Helen Brown's West Coast Cook Book (Bonanza Books)


By Helen Evans Brown, Bonanza Books edition circa 1978 of the 1952 publication. Hardback, no DJ reprint from the original plates, designed by Ward Ritchie, 419 pages plus unpaginated index.

Many people consider this a landmark work, and one online fan of the book wrote that in a perfect world, this book would be a kitchen staple. It was Brown who first established that there WAS a West Coast cuisine (which surprised, then delighted the East Coast food establishment).

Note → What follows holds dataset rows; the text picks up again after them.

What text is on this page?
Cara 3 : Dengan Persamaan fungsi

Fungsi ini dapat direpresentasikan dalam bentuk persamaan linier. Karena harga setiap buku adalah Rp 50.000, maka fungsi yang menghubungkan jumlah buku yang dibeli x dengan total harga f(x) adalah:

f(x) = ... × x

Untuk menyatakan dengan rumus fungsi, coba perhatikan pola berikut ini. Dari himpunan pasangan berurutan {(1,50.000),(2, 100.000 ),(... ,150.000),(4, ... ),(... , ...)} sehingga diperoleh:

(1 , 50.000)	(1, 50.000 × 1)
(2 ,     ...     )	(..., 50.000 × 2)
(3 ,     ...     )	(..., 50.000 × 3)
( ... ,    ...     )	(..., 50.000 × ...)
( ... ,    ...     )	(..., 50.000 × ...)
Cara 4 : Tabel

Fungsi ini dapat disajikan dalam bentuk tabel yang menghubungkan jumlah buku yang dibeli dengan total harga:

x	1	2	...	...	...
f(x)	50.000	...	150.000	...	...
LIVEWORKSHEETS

In the splendid 1991 revised edition which we also have on this site, Philip Brown, husband and collaborator of the late author, reminds readers that the recipes were written in an era before the food processor or microwave had been invented…or that cholesterol could determine ingredients or their amounts. “Substitutes may be made,” he writes, but the results, while very good, “won’t be quite the same.”

This edition also includes the four-page bibliography of historical and contemporary cookery books which seem invaluable to culinary historians of that area. That bibliography is missing in the third version of the book we also have on this site, published in the ‘60s by the Cookbook Collectors Library. There is also a wine/food guide.

This edition is increasingly hard to find. Mostly erased grease pencil sale price on front cover, slight staining at edges. VG/-.